The surgery makes me nervous.  This will be surgery #13 and #14 for our Toby.  He's been through so much, and the release can be pretty complicated.  I'm expecting it to be complicated.  I was also so frustrated yesterday because
A.  I missed talking to the doctor - he spoke with Bruce, but I didn't get a chance to ask all my questions.  B. We didn't walk away with dates on my calendar.  I wanted to walk away with dates!
C. I'm having to wait again.

Now, that we've accepted that he needs these two surgeries - I just want to get them scheduled, completed, healing done, and move on with life.  I want to be able to PLAN!  Planning is what I do best, but instead we have to wait..and wait some more.  I'm ready to get on with it.

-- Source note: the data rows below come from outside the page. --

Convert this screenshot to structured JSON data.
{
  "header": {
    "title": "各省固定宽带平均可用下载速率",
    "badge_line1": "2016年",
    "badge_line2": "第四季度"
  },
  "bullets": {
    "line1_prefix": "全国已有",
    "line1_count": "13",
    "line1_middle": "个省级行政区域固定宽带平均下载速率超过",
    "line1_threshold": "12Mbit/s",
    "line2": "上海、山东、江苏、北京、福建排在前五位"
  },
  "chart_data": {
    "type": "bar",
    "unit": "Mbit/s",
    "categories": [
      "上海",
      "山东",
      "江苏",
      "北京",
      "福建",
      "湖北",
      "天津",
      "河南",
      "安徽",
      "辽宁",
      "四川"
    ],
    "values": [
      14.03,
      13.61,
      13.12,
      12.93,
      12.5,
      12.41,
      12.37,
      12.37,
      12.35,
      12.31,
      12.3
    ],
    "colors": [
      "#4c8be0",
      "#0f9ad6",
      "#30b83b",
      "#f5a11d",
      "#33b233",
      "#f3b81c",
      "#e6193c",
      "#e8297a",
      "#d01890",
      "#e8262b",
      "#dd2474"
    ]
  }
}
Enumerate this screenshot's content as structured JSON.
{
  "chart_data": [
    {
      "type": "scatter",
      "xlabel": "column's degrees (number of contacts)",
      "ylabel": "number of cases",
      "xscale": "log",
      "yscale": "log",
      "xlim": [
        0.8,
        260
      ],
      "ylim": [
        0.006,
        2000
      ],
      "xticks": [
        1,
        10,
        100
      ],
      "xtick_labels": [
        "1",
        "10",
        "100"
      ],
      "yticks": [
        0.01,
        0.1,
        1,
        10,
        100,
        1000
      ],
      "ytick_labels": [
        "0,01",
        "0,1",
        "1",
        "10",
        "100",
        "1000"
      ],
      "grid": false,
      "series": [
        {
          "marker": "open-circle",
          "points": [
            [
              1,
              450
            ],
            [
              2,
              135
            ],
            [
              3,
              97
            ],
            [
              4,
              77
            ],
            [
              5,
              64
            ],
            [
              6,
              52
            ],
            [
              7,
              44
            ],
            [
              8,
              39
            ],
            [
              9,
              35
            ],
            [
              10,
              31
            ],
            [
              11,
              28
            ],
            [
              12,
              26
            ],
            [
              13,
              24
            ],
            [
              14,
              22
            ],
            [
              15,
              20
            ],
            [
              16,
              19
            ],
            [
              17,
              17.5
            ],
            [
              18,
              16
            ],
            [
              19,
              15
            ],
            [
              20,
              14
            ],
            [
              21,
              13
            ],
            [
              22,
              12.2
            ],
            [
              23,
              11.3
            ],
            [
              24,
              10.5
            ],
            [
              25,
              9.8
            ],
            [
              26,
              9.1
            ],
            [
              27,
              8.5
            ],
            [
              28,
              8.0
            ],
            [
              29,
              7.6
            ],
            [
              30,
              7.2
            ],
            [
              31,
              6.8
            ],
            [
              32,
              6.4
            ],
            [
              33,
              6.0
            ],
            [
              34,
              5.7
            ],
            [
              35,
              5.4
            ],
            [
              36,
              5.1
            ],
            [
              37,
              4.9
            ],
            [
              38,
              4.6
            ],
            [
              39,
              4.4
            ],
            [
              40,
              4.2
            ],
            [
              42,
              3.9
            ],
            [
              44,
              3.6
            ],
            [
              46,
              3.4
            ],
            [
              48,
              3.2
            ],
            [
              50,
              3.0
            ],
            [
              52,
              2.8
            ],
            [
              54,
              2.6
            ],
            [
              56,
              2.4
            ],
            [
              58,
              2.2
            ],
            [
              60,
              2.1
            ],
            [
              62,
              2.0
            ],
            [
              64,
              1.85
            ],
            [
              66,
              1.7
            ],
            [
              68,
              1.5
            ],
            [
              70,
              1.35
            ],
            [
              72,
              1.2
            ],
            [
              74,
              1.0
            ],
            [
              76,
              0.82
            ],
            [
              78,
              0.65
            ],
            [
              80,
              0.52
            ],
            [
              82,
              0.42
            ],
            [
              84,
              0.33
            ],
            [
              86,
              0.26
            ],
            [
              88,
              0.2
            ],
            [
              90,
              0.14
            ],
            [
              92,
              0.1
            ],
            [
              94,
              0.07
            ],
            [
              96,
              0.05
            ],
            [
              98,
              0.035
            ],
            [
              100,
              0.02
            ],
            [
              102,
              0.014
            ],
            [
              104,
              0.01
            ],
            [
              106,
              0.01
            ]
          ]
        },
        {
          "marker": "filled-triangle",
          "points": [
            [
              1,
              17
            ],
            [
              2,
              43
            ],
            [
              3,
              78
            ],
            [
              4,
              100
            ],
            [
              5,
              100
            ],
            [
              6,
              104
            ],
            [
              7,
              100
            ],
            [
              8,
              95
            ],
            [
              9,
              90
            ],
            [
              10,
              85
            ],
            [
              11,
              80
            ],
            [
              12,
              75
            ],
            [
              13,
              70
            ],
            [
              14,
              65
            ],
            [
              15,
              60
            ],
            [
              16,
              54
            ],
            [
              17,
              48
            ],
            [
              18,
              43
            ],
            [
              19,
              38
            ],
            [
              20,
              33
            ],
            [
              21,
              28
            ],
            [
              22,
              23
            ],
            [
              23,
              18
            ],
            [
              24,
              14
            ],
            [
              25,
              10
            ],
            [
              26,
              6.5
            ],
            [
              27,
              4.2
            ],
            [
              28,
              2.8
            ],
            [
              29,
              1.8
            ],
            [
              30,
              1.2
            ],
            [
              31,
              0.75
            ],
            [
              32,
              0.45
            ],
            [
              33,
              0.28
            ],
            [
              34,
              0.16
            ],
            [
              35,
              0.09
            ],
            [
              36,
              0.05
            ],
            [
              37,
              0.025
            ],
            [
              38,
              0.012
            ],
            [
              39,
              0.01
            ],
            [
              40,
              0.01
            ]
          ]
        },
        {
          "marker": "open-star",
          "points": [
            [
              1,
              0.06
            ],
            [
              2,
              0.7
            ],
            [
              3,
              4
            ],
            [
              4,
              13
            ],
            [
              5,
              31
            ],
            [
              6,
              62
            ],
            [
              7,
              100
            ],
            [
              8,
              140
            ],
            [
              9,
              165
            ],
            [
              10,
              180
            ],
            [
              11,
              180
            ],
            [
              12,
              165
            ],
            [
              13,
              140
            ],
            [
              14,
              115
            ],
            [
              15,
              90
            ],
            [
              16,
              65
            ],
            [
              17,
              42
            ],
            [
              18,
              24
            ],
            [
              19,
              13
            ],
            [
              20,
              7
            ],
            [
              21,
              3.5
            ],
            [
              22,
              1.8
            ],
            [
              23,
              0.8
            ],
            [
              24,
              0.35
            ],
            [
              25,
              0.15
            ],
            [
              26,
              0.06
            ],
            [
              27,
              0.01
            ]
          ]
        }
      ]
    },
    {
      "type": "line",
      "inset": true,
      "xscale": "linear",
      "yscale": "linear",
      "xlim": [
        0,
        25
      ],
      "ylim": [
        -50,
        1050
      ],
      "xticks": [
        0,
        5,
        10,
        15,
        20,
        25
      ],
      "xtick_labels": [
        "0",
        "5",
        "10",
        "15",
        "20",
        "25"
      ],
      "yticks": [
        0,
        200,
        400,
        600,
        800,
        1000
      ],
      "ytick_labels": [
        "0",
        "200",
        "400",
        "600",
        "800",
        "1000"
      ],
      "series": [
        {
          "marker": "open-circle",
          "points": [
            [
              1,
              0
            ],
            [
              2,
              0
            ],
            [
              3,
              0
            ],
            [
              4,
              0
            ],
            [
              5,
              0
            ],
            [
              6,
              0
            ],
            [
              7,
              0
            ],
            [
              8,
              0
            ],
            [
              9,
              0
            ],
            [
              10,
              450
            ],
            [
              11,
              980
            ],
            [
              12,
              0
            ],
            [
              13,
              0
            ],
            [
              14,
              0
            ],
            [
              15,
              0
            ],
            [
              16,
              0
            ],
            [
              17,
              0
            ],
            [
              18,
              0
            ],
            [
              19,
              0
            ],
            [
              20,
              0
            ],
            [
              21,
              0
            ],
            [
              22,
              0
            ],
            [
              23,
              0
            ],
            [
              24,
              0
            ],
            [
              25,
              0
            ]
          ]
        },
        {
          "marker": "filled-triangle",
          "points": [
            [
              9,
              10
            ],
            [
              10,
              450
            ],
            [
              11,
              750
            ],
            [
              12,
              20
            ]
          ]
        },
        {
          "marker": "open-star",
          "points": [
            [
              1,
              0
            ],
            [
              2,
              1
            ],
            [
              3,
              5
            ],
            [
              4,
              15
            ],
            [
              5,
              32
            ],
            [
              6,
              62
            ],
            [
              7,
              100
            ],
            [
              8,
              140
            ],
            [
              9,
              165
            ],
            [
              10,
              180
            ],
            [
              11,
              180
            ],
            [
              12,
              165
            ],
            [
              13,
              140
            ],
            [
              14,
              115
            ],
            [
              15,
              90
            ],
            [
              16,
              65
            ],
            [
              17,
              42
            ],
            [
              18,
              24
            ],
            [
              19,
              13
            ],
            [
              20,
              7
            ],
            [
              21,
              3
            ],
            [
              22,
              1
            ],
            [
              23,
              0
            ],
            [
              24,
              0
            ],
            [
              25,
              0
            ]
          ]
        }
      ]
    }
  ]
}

God continues to teach me that it's HIS timing.  This is not in my hands, I can't be in control, and waiting is what we need to do right now.  It's tough waiting.  Did I mention I don't like waiting?
We have several pre-op appointments, and scheduling through the hospital is never quick or easy.  The orthopedic surgeon really didn't want him in-patient during cold and flu season, and we will be smack in the middle of it.  The neurosurgeon thought the de-tethering would be end of October, with VEPTR around the beginning of December.  There are holidays to plan around, childcare to arrange, others are waiting on this to get their own schedules fixed in place.  But, then I look back earlier in the week to Monday when we didn't even have an MRI scheduled.  Three days later, the MRI is complete, done!  God's timing is not my own - He continually reminds me of that.  I can't control everything is lesson number 2 - and His plan is always better than anything I could come up with on my own.  So, we will wait.

Some funny sayings from our Toby this week:

"Mom, I have big muscles just like the "HULK"!"
"Mom, I love you - you are my best girl!"  Melts my heart...
He told the nurses in pre-op waiting, "that he was shaking his bootie!"